What happens to global memory bandwidth when Multiple OpenCL kernels read and write to DRAM simultaneously?
- 7 years ago
First you have to pay attention to the fact that you are calculating the throughput of your kernel in GiB/s, but comparing it with the theoretical peak throughput of the board in GB/s. The peak throughput of the board in GiB/s is around 17.9 GiB/s. The board indeed has two memory banks; however, only the DDR4 bank is supported in the OpenCL BSP. Unless you are willing to modify the BSP yourself to add support for the DDR3 bank, you are not going to be able to use it with OpenCL.
I have a set of recommendations that might help you get closer to the peak throughput:
1- Your kernel run time is too short to allow accurate timing measurement. Chances are, a big portion of the time you are measuring is the kernel launch overhead. I recommend increasing your input size so that kernel run time is at least a few hundred milliseconds.

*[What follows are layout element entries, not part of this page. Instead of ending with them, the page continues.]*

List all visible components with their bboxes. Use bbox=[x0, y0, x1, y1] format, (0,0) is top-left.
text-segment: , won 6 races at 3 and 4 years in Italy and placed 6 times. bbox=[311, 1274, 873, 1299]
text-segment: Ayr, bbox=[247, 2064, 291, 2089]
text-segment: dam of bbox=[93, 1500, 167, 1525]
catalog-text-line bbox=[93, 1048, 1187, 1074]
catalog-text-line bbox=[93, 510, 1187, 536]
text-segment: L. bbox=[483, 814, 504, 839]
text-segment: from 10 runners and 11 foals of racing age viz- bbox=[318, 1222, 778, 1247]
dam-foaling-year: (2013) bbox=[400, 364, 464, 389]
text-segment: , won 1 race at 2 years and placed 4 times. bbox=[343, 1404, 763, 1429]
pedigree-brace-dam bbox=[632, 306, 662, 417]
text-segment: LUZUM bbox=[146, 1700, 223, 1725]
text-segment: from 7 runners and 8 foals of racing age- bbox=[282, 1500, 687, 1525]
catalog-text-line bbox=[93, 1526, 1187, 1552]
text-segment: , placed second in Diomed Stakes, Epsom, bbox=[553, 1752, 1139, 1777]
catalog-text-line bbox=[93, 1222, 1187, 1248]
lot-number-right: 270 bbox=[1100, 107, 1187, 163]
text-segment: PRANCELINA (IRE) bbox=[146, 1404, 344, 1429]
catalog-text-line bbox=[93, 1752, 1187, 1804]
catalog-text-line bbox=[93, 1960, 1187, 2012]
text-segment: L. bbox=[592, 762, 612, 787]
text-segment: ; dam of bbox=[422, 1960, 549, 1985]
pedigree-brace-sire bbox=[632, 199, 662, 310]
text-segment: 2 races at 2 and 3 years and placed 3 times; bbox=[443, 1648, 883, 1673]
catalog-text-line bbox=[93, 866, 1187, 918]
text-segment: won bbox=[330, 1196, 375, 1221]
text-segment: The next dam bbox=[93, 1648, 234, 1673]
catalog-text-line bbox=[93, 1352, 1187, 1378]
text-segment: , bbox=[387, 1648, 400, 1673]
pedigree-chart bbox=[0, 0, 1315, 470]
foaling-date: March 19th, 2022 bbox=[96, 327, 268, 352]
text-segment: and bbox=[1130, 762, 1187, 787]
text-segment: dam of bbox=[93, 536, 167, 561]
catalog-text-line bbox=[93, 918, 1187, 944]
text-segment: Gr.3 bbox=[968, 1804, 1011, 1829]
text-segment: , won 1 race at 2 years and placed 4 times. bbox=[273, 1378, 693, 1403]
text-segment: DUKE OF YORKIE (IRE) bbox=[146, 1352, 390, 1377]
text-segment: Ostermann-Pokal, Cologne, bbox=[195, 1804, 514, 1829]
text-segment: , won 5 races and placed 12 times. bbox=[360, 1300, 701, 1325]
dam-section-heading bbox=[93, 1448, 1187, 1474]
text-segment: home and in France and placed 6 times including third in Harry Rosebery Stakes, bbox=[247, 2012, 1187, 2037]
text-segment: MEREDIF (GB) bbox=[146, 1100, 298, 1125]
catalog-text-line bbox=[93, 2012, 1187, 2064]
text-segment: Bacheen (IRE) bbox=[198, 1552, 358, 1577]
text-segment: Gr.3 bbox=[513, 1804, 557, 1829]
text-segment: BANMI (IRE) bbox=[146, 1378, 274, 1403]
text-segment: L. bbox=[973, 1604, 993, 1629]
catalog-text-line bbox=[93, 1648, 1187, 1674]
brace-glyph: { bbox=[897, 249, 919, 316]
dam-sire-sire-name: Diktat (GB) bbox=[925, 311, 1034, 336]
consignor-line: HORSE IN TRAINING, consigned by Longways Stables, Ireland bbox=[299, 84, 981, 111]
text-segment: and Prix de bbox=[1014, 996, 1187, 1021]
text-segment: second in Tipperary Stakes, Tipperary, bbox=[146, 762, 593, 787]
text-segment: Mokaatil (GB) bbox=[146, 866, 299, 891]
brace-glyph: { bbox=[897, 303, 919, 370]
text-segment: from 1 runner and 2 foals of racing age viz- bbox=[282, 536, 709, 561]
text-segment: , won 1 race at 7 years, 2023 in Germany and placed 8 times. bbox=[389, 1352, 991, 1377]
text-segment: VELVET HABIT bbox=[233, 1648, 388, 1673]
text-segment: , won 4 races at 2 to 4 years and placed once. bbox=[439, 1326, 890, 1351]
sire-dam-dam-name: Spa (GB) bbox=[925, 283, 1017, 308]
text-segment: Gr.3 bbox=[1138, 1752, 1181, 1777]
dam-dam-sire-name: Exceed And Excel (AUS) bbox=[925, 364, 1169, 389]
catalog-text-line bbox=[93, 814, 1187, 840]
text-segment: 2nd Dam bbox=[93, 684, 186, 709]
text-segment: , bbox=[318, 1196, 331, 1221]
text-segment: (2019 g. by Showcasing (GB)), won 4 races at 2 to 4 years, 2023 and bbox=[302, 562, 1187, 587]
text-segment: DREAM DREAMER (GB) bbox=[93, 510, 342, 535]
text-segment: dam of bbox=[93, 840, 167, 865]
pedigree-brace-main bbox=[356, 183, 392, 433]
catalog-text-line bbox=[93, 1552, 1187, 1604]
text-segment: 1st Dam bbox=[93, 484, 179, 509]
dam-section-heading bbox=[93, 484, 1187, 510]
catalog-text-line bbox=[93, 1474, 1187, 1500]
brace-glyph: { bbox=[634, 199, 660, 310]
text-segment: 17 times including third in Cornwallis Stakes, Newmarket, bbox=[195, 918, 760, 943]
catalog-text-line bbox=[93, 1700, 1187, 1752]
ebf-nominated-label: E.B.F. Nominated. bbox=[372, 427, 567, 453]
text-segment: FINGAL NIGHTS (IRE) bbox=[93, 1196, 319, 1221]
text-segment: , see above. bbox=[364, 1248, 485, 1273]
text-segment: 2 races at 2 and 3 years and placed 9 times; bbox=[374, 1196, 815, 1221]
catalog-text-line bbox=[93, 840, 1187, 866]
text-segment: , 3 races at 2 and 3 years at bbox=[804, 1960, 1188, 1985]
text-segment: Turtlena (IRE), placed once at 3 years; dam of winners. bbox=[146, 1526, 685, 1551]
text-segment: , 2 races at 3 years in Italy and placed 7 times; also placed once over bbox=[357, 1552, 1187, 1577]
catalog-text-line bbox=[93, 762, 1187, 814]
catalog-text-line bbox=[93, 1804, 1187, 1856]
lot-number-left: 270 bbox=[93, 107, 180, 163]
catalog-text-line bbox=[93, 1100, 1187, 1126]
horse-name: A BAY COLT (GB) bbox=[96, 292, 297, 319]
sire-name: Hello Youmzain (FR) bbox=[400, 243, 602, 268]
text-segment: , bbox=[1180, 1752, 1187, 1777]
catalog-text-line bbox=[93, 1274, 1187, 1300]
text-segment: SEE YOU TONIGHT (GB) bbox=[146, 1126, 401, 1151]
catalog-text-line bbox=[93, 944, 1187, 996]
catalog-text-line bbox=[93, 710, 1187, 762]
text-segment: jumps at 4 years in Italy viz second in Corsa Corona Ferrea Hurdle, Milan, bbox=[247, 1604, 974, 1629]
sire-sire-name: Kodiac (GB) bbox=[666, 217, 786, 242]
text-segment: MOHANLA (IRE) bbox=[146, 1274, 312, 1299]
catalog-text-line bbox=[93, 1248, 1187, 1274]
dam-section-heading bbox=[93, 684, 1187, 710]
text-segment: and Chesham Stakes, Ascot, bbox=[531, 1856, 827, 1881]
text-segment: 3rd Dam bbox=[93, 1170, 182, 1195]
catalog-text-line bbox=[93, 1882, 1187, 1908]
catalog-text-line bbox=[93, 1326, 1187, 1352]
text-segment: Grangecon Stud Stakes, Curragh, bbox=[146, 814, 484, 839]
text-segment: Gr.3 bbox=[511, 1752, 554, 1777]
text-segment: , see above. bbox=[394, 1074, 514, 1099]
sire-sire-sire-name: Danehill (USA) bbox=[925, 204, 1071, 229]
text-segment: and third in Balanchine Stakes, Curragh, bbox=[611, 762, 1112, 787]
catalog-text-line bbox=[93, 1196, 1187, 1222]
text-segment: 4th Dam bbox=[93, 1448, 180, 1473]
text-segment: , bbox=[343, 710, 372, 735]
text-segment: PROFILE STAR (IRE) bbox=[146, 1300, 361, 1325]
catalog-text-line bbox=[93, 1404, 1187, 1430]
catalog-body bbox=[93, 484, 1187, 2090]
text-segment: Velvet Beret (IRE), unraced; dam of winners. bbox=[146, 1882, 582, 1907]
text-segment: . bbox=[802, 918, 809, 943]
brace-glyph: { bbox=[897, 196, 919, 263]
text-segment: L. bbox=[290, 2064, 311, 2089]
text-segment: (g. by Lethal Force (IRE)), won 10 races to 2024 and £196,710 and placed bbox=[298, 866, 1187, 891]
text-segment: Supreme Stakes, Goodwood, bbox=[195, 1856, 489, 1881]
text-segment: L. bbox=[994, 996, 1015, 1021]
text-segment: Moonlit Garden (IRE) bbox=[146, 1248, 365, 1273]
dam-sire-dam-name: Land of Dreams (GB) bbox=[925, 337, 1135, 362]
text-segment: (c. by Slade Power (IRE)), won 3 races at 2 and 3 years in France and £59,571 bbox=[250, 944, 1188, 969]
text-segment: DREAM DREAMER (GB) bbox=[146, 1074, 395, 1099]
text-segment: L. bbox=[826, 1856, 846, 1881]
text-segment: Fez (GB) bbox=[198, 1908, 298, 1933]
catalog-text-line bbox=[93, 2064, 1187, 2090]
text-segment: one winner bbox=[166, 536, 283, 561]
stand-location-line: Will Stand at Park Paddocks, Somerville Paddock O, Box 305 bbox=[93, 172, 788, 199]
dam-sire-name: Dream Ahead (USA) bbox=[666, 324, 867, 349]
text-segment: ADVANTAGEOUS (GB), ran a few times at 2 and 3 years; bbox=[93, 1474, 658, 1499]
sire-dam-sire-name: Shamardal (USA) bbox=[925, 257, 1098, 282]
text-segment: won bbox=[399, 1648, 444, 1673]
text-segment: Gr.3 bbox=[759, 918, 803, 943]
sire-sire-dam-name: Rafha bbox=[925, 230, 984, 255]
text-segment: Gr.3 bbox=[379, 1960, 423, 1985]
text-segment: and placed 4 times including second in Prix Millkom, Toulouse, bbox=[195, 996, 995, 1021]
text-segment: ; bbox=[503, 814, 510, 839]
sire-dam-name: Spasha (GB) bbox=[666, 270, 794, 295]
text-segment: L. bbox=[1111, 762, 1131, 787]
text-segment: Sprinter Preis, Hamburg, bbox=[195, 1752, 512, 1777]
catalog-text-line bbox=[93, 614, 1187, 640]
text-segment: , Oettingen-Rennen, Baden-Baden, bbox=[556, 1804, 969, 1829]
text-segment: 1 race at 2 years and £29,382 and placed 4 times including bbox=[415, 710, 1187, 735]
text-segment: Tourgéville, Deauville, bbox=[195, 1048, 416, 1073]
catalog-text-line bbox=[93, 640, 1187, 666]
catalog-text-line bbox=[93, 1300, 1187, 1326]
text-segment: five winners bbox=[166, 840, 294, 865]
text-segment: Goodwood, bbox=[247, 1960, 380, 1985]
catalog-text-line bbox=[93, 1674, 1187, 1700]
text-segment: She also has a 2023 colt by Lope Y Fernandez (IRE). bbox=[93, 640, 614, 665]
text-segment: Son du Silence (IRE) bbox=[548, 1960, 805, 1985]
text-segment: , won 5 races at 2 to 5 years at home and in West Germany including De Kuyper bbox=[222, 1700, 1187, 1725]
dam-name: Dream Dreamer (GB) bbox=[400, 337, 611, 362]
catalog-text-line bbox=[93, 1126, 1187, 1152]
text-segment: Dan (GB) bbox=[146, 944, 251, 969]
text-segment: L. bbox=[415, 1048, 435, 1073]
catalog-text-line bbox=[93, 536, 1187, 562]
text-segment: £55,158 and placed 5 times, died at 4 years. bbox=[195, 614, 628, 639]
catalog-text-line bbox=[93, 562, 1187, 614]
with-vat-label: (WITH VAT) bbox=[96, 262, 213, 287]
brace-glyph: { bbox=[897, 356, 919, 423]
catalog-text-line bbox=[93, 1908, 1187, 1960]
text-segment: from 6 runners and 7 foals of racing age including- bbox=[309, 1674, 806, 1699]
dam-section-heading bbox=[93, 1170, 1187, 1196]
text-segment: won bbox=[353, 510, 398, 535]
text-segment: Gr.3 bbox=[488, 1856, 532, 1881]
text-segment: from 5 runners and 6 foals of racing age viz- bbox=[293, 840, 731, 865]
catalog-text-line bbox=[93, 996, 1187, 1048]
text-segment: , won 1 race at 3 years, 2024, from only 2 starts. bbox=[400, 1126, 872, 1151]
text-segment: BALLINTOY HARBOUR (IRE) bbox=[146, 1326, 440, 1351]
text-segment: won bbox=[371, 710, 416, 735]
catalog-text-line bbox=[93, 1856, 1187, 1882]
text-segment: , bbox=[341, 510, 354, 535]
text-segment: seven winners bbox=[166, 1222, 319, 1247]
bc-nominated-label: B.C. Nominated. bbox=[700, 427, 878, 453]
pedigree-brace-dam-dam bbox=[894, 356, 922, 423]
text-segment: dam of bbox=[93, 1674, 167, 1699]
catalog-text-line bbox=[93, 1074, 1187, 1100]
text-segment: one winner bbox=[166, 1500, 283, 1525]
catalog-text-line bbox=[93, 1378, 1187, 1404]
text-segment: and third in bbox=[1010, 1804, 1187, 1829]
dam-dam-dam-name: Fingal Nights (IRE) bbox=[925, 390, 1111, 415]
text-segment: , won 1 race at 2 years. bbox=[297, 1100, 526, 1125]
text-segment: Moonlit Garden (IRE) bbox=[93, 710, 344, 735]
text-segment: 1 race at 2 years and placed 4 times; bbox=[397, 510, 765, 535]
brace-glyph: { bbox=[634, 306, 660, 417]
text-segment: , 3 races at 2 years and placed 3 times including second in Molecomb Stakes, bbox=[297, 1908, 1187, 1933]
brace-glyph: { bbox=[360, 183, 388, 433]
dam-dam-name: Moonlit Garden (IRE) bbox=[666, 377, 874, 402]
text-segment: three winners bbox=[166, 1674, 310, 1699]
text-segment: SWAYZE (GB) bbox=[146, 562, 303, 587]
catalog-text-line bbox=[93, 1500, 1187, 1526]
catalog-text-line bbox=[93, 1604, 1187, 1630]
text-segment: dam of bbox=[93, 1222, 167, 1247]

2- Make sure you are only timing the kernel execution, and the functions used to set the kernel arguments or transfer data between the host and the device are outside of the timing region.
3- Try reducing your vector size to 32 or 64 to avoid extra contention on the memory bus.
4- Try merging your two kernels into one or increasing your channel depth to avoid possible pipeline stalls caused by the channels.